Clément Layes

THE ETERNAL RETURN

 

residency Mimar Sinan Universtity: 26 March  - 15 April 2017 - Clement Layes has been invited by Mimarsinan University (Istanbul, Turkey) to organise a workshop around his performance The Eternal Return.

 

 

Fellow man! Your whole life, like a sandglass, will always be reversed and will ever run out again,

-­‐ a long minute of time will elapse until all those conditions out of which you were evolved,

return in the wheel of the cosmic process.

 

 

In “The Eternal Return” Clément Layes and a group of collaborators use the theatrical apparatus to stage the different collective and individual rhythms we live by. In doing so, the performance aims to explore how we establish and maintain our singular and collective identity through the creation of rhythmic narratives and how, in the process of creating these narratives or refrains, we are always dependent on other individuals, things or rhythms. As such, the eternal refrain aims to lay bare the fragile and on-­‐going polyrhythmic process that lies underneath our subjective, objective and collective temporalities.

 

To do this, “The Eternal Return” will work with repetition and accumulation: repetition of movement and accumulation of people. During the performance, fifteen people will enter a small room one by one.

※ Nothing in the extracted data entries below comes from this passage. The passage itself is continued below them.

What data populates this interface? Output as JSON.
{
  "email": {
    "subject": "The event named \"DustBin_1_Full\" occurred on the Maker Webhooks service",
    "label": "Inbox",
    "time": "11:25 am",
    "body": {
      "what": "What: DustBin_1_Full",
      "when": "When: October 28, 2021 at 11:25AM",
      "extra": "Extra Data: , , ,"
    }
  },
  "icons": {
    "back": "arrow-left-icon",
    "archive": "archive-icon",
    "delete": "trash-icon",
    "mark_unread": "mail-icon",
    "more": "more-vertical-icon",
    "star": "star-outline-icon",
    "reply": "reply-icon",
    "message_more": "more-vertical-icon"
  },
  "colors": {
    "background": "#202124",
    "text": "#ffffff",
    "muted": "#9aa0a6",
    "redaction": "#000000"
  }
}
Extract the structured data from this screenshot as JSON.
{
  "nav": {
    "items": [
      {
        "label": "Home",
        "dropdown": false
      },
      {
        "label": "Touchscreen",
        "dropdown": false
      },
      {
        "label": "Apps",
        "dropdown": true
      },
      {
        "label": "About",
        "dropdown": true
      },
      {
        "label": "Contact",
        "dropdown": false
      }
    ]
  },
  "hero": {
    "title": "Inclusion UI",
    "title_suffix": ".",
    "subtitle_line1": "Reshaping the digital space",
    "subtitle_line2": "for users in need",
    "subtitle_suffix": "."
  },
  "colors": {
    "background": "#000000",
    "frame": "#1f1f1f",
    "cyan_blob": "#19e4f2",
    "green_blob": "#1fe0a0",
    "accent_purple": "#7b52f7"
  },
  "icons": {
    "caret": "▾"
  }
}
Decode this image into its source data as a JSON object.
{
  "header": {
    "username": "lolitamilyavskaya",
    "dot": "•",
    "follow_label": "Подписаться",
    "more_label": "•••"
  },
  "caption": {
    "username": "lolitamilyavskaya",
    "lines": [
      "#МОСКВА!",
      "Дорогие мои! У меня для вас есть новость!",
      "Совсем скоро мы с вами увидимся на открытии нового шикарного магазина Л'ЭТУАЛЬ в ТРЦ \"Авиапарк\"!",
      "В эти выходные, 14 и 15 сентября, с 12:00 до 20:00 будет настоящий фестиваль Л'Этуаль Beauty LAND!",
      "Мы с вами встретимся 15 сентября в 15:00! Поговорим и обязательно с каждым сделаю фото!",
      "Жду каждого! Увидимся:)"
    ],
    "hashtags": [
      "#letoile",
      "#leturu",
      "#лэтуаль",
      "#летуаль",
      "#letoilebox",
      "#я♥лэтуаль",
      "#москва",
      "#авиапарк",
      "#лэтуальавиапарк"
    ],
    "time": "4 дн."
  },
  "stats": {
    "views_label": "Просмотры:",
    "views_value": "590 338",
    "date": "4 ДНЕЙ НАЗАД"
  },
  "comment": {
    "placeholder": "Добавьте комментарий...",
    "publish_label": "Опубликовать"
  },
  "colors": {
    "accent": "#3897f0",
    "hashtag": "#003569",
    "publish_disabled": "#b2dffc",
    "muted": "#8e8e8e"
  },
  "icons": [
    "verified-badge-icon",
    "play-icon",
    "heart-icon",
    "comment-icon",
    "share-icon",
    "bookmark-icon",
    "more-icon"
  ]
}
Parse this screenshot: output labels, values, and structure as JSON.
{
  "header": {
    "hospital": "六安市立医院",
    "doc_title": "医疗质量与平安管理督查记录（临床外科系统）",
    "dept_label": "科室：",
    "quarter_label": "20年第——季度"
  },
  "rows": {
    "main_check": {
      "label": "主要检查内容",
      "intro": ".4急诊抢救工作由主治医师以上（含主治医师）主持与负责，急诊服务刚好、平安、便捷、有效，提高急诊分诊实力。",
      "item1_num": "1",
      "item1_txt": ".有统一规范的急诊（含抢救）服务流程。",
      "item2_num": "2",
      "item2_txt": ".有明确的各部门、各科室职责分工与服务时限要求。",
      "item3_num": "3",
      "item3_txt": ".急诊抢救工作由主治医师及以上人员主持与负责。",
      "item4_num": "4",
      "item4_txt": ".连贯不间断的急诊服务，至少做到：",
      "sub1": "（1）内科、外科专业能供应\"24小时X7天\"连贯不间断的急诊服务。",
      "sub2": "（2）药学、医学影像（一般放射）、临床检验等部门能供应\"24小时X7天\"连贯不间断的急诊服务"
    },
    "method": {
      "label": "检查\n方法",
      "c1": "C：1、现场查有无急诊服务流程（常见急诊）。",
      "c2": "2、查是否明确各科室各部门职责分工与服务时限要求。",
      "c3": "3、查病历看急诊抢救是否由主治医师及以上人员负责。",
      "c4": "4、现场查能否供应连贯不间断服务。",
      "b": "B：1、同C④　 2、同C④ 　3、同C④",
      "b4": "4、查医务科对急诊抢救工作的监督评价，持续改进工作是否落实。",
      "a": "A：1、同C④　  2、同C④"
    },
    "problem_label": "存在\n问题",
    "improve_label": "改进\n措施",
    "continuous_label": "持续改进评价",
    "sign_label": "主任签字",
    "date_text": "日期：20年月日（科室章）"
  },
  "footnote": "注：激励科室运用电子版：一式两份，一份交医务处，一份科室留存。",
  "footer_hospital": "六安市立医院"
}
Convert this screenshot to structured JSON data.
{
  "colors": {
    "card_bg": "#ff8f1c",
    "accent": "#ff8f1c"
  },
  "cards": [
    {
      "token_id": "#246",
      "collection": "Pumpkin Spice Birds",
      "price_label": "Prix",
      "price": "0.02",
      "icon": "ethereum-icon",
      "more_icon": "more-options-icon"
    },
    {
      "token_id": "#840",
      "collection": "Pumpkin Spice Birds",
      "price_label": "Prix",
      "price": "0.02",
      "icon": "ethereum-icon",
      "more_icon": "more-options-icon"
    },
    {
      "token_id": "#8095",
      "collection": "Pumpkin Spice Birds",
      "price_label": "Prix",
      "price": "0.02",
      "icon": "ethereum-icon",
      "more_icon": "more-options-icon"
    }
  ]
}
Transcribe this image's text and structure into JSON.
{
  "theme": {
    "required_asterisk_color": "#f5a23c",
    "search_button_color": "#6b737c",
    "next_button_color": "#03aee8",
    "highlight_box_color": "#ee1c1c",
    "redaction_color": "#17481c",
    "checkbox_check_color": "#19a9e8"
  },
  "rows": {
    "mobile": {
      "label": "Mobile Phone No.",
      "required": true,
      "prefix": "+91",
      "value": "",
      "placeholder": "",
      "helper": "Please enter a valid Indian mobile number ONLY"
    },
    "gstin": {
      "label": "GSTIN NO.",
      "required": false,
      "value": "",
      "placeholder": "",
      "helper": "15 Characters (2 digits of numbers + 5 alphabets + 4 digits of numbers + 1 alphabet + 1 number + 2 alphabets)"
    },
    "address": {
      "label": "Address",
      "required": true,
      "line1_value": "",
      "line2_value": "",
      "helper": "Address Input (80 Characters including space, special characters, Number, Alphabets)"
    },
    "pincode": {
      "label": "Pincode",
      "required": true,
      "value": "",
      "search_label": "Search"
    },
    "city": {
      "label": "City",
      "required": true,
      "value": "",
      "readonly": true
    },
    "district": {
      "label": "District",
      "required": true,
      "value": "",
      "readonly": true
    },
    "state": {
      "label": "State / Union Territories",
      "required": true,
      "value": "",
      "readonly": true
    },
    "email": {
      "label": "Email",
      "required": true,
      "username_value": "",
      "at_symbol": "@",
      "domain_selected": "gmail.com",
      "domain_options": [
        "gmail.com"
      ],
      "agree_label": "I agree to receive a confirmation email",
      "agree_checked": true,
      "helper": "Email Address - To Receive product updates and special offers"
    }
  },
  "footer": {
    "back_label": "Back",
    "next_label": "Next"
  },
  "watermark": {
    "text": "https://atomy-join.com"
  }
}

Each person will have their own course. Once they’ve entered, each person will stay and repeat their sequence. As the number of people starts to increase and form a crowd, these repetitive actions will start to intertwine and syncopate with each other, thus creating a plurality of possible temporalities and singularities. The attention of the audience shifts here, from the actual performers and their actions to the rhythmic relations that unfold between the performers.

 

The idea of the eternal return plays a central role in the work of German philosopher Friedrich Nietzsche. According to Nietzsche the idea of the eternal return can be horrifying and paralyzing, but it can also be the cause for eternal bliss if we accept or even love this fate and live every moment as if we would want to repeat it endlessly. With “The Eternal Return” we intend to propose a continuous meditation on this idea. Moving away from modernist obsession with speed, newness and invention – where ‘to stand still is to go backwards’ – we propose to search for the new in the repetitive: the new that comes by understanding the repetitive patterns we're imbedded in, patterns of action, behavior, politics; the new that comes from acknowledging the repetition. In doing so, we propose a temporality that isn’t

understood as a straight line, but rather as a constant process of re-­‐occurrence. ‘Everything straight lies,’ murmured the dwarf disdainfully. ‘All truth is crooked, time itself is a circle.’1

 

“The Eternal Return” will premiere in Berlin’s Sophiensæle on October 5th, 2017 with fifteen local artists on stage. A core team of seven performers will go on tour and invite eight local performers to join them: after a short workshop and rehearsal period of five days, an individual version of the choreography is being presented.

Like the moment of repetition never remains the same, “The Eternal Return” keeps on changing its shape and is refueled by the different contexts, it is performerd in.

 

1.Friedrich Nietzsche, Thus Spoke Zarathustra, R. J. Hollingdale, trans. (New York: Penguin, 1961): 178.